It could be that our DNA is only
so old. Look at the dew on our architecture, the styles of America. The movies. We have on certain levels yet to outgrow the pioneer's gaze on things. We eat like we face an 18 hour workday, in a field. For a living I alternate between wrapping cheese in plastic for an "organic" grocery store and flip burgers for a dive on Polish Hill. I write, but as yet the pen has issued no checks so for now I'm constrained to call it an enthusiasm. But again, I eat like a bent-backed sharecropper. My metabolism probably needs about a quarter of everything I consume.
As for you and I, we eat to feel better: Verdi fed his beloved opera company; Christ demonstrated miracles to feed his flock; Stalin auditioned his own meals with his poison-tasters; Proust, benevolently, indulged himself. Neither we nor our culture on a greater scale eat to survive, per se.
Are we so young all in our shallow pool of a nation's time? Will we ever get the practice of eating, of enjoying food, of shopping, or growing down right?
I mention this, and forgive me, I seem to have woken up on the wrong side of my soap box this morning, because of a series of small epiphanies, all circling the same ethical dilemma: How do I feed myself in a way that is both true to myself, and reverent to the broader human experience? It could be said, and in fact, in refutation of these misgivings often is, that something so fundamental as eating--itself a block in the foundation of survival, need not suffer the scrutiny that could in any way delay it. It needs no bureaucracy above and beyond the bureaucracy of foraging.

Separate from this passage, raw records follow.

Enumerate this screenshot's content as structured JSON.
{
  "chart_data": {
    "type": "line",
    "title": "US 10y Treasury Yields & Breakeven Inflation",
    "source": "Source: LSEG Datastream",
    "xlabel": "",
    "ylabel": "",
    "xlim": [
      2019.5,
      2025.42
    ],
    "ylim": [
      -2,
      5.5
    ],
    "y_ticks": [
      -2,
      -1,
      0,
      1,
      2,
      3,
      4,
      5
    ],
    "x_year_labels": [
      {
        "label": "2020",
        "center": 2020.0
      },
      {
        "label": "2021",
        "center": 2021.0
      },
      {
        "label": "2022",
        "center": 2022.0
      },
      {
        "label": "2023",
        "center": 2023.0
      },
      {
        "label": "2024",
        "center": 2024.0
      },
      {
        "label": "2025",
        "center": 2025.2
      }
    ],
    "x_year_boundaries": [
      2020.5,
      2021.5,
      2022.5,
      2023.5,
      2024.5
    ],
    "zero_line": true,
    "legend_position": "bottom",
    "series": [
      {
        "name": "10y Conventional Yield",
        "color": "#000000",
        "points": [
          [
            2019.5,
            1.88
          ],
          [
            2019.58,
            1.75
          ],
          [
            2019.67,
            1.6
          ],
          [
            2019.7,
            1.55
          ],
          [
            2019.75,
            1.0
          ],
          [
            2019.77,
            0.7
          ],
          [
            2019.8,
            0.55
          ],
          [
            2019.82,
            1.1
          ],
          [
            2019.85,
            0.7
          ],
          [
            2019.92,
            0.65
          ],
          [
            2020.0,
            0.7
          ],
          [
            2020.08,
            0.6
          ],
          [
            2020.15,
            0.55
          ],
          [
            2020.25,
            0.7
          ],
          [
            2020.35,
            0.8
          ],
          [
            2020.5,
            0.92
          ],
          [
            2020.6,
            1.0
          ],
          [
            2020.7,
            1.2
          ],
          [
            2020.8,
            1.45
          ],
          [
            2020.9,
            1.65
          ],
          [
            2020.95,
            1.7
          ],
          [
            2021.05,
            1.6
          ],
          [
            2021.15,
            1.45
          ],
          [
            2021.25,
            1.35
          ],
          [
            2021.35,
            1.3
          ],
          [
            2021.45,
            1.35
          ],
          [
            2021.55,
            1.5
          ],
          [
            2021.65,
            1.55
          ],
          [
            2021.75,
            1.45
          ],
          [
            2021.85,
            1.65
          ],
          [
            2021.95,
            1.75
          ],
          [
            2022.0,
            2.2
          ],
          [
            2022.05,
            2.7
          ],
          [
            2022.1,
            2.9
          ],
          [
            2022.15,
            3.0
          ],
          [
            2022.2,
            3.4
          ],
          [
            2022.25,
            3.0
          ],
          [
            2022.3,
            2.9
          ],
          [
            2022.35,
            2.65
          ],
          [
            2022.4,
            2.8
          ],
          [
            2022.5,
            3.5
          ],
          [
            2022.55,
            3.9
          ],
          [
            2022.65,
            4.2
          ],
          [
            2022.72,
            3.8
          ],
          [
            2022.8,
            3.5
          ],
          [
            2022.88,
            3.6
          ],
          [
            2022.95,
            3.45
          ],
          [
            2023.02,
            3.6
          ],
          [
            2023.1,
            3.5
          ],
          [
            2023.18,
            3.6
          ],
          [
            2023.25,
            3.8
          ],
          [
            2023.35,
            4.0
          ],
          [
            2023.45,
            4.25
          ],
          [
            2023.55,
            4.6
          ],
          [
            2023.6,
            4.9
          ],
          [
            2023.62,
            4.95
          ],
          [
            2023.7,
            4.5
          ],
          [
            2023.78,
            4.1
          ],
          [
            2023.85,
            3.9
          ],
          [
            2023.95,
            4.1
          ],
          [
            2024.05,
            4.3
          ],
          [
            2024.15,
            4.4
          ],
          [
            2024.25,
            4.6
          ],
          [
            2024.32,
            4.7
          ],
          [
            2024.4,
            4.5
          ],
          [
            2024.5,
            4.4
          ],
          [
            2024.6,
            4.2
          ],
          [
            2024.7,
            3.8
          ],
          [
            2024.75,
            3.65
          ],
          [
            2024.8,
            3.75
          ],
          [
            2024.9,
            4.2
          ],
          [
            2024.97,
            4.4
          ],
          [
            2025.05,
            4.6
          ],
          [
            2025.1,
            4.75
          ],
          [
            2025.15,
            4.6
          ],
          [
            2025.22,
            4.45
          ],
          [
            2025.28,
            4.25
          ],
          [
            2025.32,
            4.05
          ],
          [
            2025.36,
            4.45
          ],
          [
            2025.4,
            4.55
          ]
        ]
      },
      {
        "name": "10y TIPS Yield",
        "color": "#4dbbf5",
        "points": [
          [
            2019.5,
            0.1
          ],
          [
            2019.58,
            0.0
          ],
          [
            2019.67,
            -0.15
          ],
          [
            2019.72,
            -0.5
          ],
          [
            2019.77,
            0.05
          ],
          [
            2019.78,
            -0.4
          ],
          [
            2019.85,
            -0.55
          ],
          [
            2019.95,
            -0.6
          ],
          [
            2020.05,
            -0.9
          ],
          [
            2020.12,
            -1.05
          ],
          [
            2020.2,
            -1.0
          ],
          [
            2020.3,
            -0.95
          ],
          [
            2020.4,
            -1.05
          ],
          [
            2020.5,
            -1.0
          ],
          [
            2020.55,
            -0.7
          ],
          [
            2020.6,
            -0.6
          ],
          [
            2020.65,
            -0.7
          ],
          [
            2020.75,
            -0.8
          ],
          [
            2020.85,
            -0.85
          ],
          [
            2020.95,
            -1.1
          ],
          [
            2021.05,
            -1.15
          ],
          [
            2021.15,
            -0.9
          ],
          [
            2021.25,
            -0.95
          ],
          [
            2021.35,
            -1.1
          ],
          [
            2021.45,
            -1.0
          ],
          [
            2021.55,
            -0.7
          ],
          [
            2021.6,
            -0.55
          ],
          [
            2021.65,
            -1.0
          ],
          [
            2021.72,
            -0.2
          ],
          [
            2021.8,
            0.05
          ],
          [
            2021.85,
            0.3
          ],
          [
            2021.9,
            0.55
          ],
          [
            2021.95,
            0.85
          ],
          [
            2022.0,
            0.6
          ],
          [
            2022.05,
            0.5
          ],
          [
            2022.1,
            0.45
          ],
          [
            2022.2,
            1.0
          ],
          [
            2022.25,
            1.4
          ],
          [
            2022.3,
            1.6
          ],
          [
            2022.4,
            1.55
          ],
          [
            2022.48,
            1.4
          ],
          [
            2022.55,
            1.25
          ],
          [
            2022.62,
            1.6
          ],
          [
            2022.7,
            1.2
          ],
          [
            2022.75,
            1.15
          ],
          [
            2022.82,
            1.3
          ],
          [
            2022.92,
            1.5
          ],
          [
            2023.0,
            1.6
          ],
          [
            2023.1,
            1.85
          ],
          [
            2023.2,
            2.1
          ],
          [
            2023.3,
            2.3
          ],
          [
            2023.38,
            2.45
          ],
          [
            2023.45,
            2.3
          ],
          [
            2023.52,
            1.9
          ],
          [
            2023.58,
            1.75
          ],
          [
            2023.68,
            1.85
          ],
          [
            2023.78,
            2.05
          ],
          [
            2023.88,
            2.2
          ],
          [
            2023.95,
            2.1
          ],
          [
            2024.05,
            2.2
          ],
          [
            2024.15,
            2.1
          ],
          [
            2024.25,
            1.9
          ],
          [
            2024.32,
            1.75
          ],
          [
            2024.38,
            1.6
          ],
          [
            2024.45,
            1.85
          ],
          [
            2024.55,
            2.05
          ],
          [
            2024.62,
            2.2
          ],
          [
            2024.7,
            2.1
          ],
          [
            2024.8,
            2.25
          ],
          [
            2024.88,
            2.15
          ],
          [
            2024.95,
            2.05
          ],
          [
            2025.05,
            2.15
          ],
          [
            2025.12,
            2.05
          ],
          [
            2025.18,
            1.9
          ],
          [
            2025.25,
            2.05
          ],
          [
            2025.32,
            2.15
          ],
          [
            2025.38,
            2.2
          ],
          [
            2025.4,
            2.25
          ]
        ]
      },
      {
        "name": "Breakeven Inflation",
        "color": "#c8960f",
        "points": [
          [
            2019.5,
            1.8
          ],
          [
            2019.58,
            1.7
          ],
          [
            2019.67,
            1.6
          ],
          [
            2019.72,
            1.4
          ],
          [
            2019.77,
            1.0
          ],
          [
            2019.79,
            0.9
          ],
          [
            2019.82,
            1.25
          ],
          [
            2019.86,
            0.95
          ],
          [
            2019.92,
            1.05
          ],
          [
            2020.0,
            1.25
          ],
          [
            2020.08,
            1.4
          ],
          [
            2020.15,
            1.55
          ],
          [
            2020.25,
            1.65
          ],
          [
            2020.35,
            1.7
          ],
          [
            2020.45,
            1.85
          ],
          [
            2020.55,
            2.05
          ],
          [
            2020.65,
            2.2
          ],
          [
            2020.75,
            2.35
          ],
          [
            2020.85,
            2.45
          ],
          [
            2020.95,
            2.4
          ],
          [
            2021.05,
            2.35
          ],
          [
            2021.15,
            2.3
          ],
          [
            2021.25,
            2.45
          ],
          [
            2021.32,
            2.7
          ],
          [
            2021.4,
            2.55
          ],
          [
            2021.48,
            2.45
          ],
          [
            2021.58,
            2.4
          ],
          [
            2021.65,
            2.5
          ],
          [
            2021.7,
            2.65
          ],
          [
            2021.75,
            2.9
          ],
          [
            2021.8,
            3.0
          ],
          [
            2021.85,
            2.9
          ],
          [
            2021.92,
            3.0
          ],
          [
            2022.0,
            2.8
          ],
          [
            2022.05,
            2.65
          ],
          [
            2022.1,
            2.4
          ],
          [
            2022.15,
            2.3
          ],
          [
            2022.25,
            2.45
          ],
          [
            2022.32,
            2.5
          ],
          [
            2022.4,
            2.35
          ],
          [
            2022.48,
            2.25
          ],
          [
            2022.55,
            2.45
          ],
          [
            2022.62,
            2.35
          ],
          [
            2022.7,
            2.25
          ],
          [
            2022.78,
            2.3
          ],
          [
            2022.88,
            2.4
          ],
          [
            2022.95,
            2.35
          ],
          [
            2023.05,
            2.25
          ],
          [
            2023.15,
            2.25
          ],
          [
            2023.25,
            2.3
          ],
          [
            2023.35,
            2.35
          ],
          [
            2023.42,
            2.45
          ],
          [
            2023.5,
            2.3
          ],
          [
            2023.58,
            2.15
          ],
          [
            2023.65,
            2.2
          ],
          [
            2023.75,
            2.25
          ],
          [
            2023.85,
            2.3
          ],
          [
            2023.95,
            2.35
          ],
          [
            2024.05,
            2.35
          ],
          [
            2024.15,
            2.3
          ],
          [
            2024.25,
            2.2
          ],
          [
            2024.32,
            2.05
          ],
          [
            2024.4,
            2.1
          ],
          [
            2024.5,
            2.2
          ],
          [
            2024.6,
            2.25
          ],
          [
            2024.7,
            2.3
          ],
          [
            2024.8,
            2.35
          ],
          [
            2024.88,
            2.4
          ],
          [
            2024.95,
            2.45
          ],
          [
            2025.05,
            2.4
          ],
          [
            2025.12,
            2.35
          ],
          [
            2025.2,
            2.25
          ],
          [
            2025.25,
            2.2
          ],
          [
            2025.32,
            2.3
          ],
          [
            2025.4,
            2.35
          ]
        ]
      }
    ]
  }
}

But this is not true. We must ask ourselves if it benefits the creatures of nature: are we honoring our place in the food chain? No, mere appetite does not dictate that. Are we honoring ourselves? Are our bodies, our skin, our demeanors reflective of the good things we give ourselves, or are we nagging reminders that we must change, improve, and in different way than before, satisfy?
Certainly its a personal matter, but the discourse is valuable. To publicize the struggle for improvement is itself a fundamental improvement. In the meantime we--those of us who have lived as we have, search for small fortunes on the road. Once a day I try to cook and eat sensibly. It turns out I can produce the caloric equivalent of a man-size cheesecake with relative ease, but more realistic grub, that gives me problems. Here is one I felt captured the newly found duty to self and surroundings with a fitting air of simplicity. Not one you'll likely try out on a dinner date, but it hit the spot for a Wednesday morning.
Start with steamed quinoa, add peas and chopped green onions. Season with salt and pepper. Add white cannellini beans and some oil-cured tuna--I used the Flott canned brand, but if I had my way I'd be back in Philadelphia, being (gladly) gouged for their jarred "filet" variety which is in my estimation superior to even the fresh fish.
Mix all these ingredients with chili flakes and a teaspoon of balsamic vinegar. Top with a fried egg. Go forth.